СПАСТИ ПЕСАХЗОНА
Опубликовано в журнале Новый Мир, номер 2, 2000
*
СПАСТИ ПЕСАХЗОНА
Антология ивритской литературы. Еврейская литература XIX — XX веков
в русских переводах. Составители: Хамуталь Бар-Йосеф и Зоя Копельман. М., 1999, 631 стр. (РГГУ, Центр библеистики и иудаики).Хамуталь Бар-Йосеф определяет составленную ею совместно с Зоей Копельман антологию как “хрестоматию к курсу └История новой ивритской литературы” для русскоязычных студентов” — определение, представляющееся излишне скромным. На самом деле масштабы этой работы далеко превосходят поставленную цель.
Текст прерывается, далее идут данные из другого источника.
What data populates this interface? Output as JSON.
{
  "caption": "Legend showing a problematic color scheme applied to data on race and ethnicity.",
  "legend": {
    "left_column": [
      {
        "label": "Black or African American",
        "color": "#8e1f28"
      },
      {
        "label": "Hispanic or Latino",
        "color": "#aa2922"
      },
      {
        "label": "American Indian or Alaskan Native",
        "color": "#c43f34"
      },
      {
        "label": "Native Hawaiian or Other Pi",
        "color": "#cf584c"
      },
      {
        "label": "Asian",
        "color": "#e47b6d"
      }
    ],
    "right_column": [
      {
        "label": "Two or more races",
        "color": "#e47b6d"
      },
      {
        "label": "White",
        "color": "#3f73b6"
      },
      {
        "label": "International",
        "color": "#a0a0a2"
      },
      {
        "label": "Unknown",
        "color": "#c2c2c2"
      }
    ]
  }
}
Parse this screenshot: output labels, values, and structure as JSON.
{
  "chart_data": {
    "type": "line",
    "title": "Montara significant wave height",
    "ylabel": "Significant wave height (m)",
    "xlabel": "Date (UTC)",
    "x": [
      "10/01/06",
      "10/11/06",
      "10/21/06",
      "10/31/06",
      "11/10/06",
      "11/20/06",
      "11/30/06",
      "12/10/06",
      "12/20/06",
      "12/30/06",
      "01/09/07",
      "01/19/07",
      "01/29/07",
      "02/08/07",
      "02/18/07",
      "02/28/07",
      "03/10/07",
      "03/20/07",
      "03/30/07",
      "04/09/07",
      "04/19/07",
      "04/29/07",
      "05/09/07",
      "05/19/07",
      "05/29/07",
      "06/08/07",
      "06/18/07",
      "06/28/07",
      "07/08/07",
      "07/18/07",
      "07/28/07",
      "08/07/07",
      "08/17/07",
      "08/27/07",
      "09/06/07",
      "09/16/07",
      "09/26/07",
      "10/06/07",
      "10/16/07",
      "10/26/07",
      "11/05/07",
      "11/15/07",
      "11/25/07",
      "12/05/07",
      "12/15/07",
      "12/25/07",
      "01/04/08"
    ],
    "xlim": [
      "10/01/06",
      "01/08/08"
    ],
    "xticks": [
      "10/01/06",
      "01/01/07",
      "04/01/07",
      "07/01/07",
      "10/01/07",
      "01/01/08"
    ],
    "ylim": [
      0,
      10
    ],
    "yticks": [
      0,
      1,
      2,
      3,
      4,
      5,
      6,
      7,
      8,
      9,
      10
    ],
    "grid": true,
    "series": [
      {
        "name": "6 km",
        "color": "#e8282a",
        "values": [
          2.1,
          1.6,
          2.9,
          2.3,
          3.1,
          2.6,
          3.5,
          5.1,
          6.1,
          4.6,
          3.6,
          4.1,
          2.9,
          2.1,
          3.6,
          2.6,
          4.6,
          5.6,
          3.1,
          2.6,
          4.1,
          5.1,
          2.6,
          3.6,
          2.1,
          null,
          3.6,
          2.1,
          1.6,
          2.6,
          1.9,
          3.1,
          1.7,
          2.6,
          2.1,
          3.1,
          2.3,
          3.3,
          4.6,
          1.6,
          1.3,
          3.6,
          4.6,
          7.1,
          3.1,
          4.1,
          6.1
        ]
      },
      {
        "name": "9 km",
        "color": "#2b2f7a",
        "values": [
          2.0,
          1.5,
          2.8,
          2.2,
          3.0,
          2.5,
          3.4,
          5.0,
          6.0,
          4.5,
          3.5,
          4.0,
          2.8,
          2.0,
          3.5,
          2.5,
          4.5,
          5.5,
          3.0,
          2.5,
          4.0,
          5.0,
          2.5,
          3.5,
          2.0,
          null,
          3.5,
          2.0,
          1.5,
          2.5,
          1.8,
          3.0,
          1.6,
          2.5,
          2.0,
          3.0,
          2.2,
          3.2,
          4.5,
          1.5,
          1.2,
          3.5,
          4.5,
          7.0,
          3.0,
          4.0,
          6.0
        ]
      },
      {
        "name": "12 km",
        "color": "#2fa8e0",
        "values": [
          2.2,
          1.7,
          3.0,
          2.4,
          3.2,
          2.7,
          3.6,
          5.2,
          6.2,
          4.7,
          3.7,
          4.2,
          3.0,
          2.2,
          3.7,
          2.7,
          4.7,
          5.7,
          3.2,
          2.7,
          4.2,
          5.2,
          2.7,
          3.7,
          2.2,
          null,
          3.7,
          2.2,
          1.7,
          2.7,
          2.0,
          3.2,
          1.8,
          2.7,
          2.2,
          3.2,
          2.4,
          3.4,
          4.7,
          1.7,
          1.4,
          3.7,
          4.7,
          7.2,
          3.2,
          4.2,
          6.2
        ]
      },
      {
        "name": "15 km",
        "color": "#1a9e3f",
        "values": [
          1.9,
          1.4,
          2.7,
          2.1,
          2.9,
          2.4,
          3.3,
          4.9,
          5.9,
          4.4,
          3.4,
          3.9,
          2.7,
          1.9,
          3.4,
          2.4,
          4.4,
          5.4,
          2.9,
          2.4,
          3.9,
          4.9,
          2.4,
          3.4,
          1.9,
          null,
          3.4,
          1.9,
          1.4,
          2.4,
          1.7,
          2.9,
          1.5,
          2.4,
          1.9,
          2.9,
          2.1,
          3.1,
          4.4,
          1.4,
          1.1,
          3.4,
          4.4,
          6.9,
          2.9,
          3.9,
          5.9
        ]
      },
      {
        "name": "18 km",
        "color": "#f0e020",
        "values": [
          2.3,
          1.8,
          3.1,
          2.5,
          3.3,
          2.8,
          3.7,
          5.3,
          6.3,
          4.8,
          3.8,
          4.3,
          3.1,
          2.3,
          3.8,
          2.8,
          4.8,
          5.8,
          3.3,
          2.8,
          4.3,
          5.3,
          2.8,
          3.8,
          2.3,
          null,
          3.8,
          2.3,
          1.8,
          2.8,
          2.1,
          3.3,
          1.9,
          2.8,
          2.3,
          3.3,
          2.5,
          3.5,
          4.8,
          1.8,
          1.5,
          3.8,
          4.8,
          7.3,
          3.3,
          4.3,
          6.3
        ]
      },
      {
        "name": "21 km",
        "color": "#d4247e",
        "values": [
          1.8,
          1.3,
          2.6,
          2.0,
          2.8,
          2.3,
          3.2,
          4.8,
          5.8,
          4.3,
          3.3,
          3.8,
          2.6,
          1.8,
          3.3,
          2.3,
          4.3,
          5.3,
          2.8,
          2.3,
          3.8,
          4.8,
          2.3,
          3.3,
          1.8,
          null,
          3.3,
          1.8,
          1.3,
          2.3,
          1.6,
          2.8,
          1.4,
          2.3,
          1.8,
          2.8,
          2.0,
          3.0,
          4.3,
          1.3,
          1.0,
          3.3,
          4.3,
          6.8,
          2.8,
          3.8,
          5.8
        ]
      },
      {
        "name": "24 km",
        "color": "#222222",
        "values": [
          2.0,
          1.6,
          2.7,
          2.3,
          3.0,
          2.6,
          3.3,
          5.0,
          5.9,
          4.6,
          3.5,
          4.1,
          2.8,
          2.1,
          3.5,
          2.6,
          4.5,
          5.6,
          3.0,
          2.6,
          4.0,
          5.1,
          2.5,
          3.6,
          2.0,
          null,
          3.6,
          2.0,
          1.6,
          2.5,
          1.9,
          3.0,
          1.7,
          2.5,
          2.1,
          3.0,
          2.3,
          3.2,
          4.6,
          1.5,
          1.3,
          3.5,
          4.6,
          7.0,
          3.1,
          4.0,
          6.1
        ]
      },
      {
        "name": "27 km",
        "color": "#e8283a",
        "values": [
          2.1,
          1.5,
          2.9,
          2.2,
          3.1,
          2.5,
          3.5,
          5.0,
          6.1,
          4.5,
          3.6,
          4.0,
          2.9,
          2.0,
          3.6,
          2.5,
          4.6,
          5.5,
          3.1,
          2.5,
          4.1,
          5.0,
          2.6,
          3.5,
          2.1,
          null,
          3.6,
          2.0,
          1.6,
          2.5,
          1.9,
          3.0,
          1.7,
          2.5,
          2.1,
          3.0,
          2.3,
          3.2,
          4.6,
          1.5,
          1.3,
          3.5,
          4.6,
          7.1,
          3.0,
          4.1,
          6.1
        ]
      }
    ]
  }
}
Перед нами не просто статичный набор текстов для научения молодежи — здесь драма метаморфоз тем, стилей, идей на исторически и культурно насыщенном полуторавековом пространстве.
Надо отдать должное составителям — они преуспели. Этой антологией, где разнообразные тексты вступают во взаимодействие и в своей совокупности образуют живую целостность, ивритская литература заявляет о себе как о большом и во многих отношениях оригинальном культурном феномене, в России все еще практически неизвестном, и отдельные переводы тут погоды не делают.
Антология хороша и тем, что включает не только художественные тексты, но и несущие печать своего времени критические статьи — саморефлексию еврейской культуры. Хамуталь Бар-Йосеф написала обширную предваряющую статью — общий обзор новой ивритской литературы, начиная с ее зарождения и вплоть до наших дней, — а также отдельную статью об израильской литературе последнего десятилетия. Это своего рода введение в целый культурный мир.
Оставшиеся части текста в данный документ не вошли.